Friday, June 18, 2021

Chain Lightning (1950) **

Release Date: February 25, 1950

Running Time: 94 minutes


Starring: Humphrey Bogart, Eleanor Parker, Raymond Massey


Directed By: Stuart Heisler


Chain Lightning is a prime example of a film with not enough story stretching things out to meet a runtime. The inevitable result is a film that drags for large periods of time and few scenes to liven things up. Further dampening things is a total lack of chemistry between the two leads. Humphrey Bogart and Eleanor Parker are not a good match and scenes meant to instill an emotional response in the audience fall flat as we feel nothing at all. Scenes involving the test pilot flights liven it up a little but everything comes crashing down when the drama is more earthbound.


Lt. Colonel Matt Brennan (Humphrey Bogart) was a wartime pilot in Europe during the war. On the ground he has a girl, Jo (Eleanor Parker) he wants to marry but is unable to secure the proper permissions when his commanding officer is unavailable shortly before Matt is to ship out to America. While in America, he stops corresponding with Jo, losing contact with her. The war ends and he finds himself wandering aimlessly from job to job until he is offered a position as a test pilot working for the Willis Aircraft Company as the chief test pilot for an experimental high speed jet fighter the JA-3 designed by Carl Troxell (Richard Whorf), a man he knew during the war. Matt’s old flame, Jo, is also there working as  Willis’s (Raymond Massey) secretary.


The JA-3’s tests go well and Willis has an idea to show it off by flying it from Los Angelos to Honolulu. Matt has other ideas, thinking that with some modifications the JA-3 could set out from Nome, Alaska, fly over the North Pole and land in Washington D.C., a trip over double the original plan. The trip will only be possible with modifications to the fuel tanks and the addition of detachable rockets to get the plane to 90,000 feet where it will meet less wind resistance and thus save fuel. Carl is against the flight, though, wanting to push his new plane, the JA-4 that he feels will be ready and superior to the JA-3.


When this film is focusing of flight sequences it is cruising, taught and engaging.
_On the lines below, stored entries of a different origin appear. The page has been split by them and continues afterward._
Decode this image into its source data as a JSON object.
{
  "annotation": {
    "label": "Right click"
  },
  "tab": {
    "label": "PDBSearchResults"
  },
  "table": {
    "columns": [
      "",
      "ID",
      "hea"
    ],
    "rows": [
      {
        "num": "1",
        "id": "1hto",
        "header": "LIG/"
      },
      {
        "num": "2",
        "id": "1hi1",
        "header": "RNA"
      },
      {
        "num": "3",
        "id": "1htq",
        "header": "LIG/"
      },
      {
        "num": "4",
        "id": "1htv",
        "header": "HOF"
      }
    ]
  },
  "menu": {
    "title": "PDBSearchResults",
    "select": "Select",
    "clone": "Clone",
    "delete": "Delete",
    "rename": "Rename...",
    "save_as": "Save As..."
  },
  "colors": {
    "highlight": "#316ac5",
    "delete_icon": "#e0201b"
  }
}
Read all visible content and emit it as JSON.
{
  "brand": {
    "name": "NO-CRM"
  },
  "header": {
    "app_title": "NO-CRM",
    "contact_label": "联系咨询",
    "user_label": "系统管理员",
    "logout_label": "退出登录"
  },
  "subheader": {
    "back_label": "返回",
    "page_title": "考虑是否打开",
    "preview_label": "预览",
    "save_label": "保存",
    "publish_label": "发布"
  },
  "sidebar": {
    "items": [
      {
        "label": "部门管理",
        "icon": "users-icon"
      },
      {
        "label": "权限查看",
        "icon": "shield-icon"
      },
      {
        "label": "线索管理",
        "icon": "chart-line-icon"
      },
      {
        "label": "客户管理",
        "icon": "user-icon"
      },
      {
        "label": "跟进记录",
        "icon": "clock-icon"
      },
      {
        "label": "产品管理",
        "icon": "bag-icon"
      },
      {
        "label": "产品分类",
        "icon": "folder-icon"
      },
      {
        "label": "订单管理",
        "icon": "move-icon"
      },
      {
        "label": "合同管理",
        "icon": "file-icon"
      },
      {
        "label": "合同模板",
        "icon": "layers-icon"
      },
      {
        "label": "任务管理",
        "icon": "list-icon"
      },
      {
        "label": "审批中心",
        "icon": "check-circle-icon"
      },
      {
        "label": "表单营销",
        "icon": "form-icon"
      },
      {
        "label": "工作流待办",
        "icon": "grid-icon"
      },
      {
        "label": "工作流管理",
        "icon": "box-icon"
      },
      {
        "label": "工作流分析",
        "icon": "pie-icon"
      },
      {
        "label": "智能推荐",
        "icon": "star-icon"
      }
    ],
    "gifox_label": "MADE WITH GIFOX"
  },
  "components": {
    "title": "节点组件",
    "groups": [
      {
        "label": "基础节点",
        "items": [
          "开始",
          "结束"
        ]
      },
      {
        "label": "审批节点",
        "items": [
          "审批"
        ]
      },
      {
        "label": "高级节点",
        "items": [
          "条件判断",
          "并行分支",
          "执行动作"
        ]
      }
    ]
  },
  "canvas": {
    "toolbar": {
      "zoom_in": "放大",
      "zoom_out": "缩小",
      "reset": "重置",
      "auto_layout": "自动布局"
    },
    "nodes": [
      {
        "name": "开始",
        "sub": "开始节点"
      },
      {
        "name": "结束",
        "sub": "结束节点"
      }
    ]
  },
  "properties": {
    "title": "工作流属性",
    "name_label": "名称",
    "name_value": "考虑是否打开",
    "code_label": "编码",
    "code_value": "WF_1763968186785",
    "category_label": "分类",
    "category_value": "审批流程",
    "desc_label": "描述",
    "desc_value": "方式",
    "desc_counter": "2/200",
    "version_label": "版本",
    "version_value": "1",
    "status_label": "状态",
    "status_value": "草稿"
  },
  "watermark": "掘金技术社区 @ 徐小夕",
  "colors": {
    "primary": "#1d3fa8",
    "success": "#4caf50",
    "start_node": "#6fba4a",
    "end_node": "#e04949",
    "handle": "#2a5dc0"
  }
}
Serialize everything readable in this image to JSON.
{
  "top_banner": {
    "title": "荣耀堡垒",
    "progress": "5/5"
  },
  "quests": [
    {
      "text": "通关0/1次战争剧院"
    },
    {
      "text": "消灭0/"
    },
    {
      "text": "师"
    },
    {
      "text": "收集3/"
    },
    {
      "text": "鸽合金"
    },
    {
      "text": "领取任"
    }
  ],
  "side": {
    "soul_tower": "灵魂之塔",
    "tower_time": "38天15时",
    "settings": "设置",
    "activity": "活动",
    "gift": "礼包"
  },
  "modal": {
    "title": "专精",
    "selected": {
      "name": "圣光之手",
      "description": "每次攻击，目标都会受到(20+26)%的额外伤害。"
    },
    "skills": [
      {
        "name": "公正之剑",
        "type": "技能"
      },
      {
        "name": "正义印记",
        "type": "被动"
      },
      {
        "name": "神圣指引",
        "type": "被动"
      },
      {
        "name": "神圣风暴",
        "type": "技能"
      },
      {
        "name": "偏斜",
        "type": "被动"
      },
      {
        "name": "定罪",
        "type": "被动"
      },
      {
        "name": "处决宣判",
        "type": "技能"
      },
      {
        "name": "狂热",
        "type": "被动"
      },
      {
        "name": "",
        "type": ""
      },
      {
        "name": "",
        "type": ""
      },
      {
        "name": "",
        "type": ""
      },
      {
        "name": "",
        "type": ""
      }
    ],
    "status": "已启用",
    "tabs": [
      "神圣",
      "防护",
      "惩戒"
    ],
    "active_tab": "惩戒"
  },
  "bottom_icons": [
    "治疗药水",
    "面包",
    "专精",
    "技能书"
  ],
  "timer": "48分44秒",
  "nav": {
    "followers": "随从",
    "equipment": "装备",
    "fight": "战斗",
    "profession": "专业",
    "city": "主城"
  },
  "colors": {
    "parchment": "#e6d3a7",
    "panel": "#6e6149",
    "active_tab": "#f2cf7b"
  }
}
The scenes, especially the flight over the North Pole, are exciting and well staged. Some of the effects are badly dated but that is more a sign of the times then poor production values. If more of the film took place in the air this would be a better picture. But alas there is way too much emphasis placed elsewhere.


The relationship between Matt and Jo is given quite a bit of screen time. Quite simply it doesn’t work. There is no heat between the two actors. When Matt finally gets to kiss Jo it is flat and not exciting. We see two actors playing a scene rather than two people deeply in love. When the two of them are together neither of them seems like they want to be there. The writing does them no favors either.


The pacing is glacial most of the time, livening up only during those flight scenes. This makes for an uneven film that mainly struggles because it has too little story for a feature film. It needed to be either tightened up or give the actors more story to work with. As it stands it is just two slow to hold interest throughout.